In some ways, my perfectionism has served me well. It allowed me to do well in school and my job. In the areas of my life where I had some skill or talent, it provided the drive to succeed and be my best.

In other ways, my perfectionism hasn’t served me well. When I didn’t do something well, or failed, I struggled to cope with the feelings that came along with the failure. I remember one year I busted my butt to try to be the best cross-country runner I could, but I still ended up near the back of the pack. I tried my best, but in the end, it didn’t result in high-level performance.

Perfectionism has been tough on my relationships as well. I have the expectation that I will be perfect, and then I put that expectation on others as well. This doesn’t usually work out because no one is perfect. The unrealistic expectation causes added pressure that relationships struggle to hold.

In my own life, I’m trying to move from “perfect” to “good enough.” One underlying fear driving my perfectionism is that my life and relationships won’t meet my needs, and I won’t be happy. “Good enough” addresses this fear. I’m not wandering aimlessly in my life, okay with whatever comes my way.
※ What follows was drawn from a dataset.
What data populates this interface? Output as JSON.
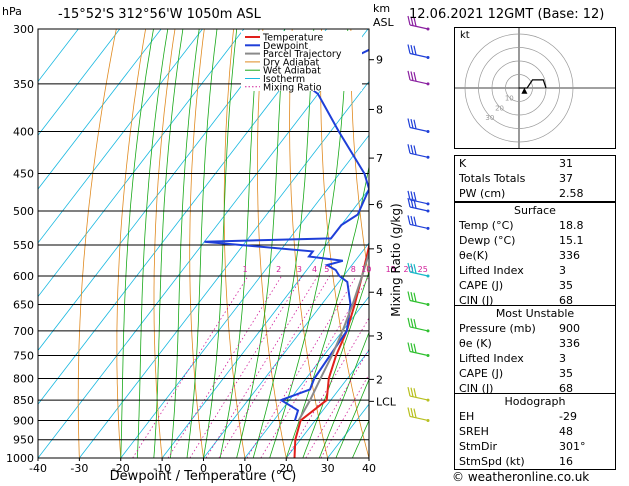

I want positive experiences and good relationships.

But “good enough” also recognizes the reality of life—our experiences and relationships are a mix of good and bad. No experience is perfect, and no relationship is perfect. To require perfection, you must disengage from experiences and relationships. To the extent that I want to engage with my life, I have to be okay with good enough.

Discussion: Do you struggle with perfectionism? What do you think about the shift from “perfect” to “good enough?”